Build model tenements? Unless he cheapens house accommodations he drives further the class he would benefit, and as he cheapens house accommodations he brings more to seek employment and cheapens wages.

Institute laboratories, scientific schools, workshops for physical experiments? He but stimulates invention and discovery, the very forces that, acting on a society based on private property in land, are crushing labor as between the upper and the nether millstone.

Promote emigration from places where wages are low to places where they are somewhat higher? If he does, even those whom he at first helps to emigrate will soon turn on him to demand that such emigration shall be stopped as reducing their wages.
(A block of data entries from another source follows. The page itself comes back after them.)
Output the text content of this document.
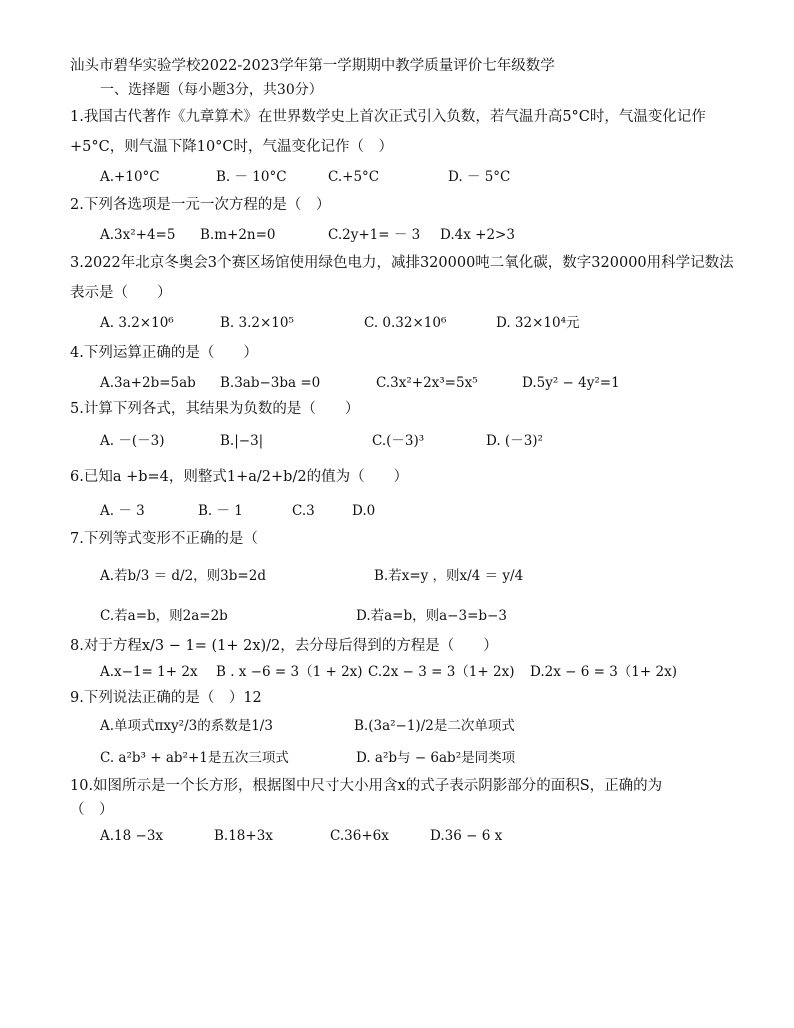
汕头市碧华实验学校2022-2023学年第一学期期中教学质量评价七年级数学
一、选择题（每小题3分，共30分）
1.我国古代著作《九章算术》在世界数学史上首次正式引入负数，若气温升高5°C时，气温变化记作
+5°C，则气温下降10°C时，气温变化记作（　）
A.+10°C	B. － 10°C	C.+5°C	D. － 5°C
2.下列各选项是一元一次方程的是（　）
A.3x²+4=5 B.m+2n=0	C.2y+1= － 3 D.4x +2>3
3.2022年北京冬奥会3个赛区场馆使用绿色电力，减排320000吨二氧化碳，数字320000用科学记数法
表示是（　　）
A. 3.2×10⁶	B. 3.2×10⁵	C. 0.32×10⁶	D. 32×10⁴元
4.下列运算正确的是（　　）
A.3a+2b=5ab B.3ab−3ba =0	C.3x²+2x³=5x⁵	D.5y² − 4y²=1
5.计算下列各式，其结果为负数的是（　　）
A. －(－3)	B.|−3|	C.(－3)³	D. (－3)²
6.已知a +b=4，则整式1+a/2+b/2的值为（　　）
A. － 3	B. － 1	C.3	D.0
7.下列等式变形不正确的是（
A.若b/3 ＝ d/2，则3b=2d	B.若x=y ，则x/4 ＝ y/4
C.若a=b，则2a=2b	D.若a=b，则a−3=b−3
8.对于方程x/3 − 1= (1+ 2x)/2，去分母后得到的方程是（　　）
A.x−1= 1+ 2x B . x −6 = 3（1 + 2x) C.2x − 3 = 3（1+ 2x) D.2x − 6 = 3（1+ 2x)
9.下列说法正确的是（　）12
A.单项式πxy²/3的系数是1/3	B.(3a²−1)/2是二次单项式
C. a²b³ + ab²+1是五次三项式	D. a²b与 − 6ab²是同类项
10.如图所示是一个长方形，根据图中尺寸大小用含x的式子表示阴影部分的面积S，正确的为
（　）
A.18 −3x	B.18+3x	C.36+6x	D.36 − 6 x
Give away what land he may have, or refuse to take rent for it, or let it at lower rents than the market price? He will simply make new landowners or partial landowners; he may make some individuals the richer, but he will do nothing to improve the general condition of labor.

Or, bethinking himself of those public-spirited citizens of classic times who spent great sums in improving their native cities, shall he try to beautify the city of his birth or adoption? Let him widen and straighten narrow and crooked streets, let him build parks and erect fountains, let him open tramways and bring in railroads, or in any way make beautiful and attractive his chosen city, and what will be the result? Must it not be that those who appropriate God's bounty will take his also? Will it not be that the value of land will go up, and that the net result of his benefactions will be an increase of rents and a bounty to landowners? Why, even the mere announcement that he is going to do such things will start speculation and send up the value of land by leaps and bounds.

What, then, can the rich man do to improve the condition of labor?

He can do nothing at all except to use his strength for the abolition of the great primary wrong that robs men of their birthright. The justice of God laughs at the attempts of men to substitute anything else for it.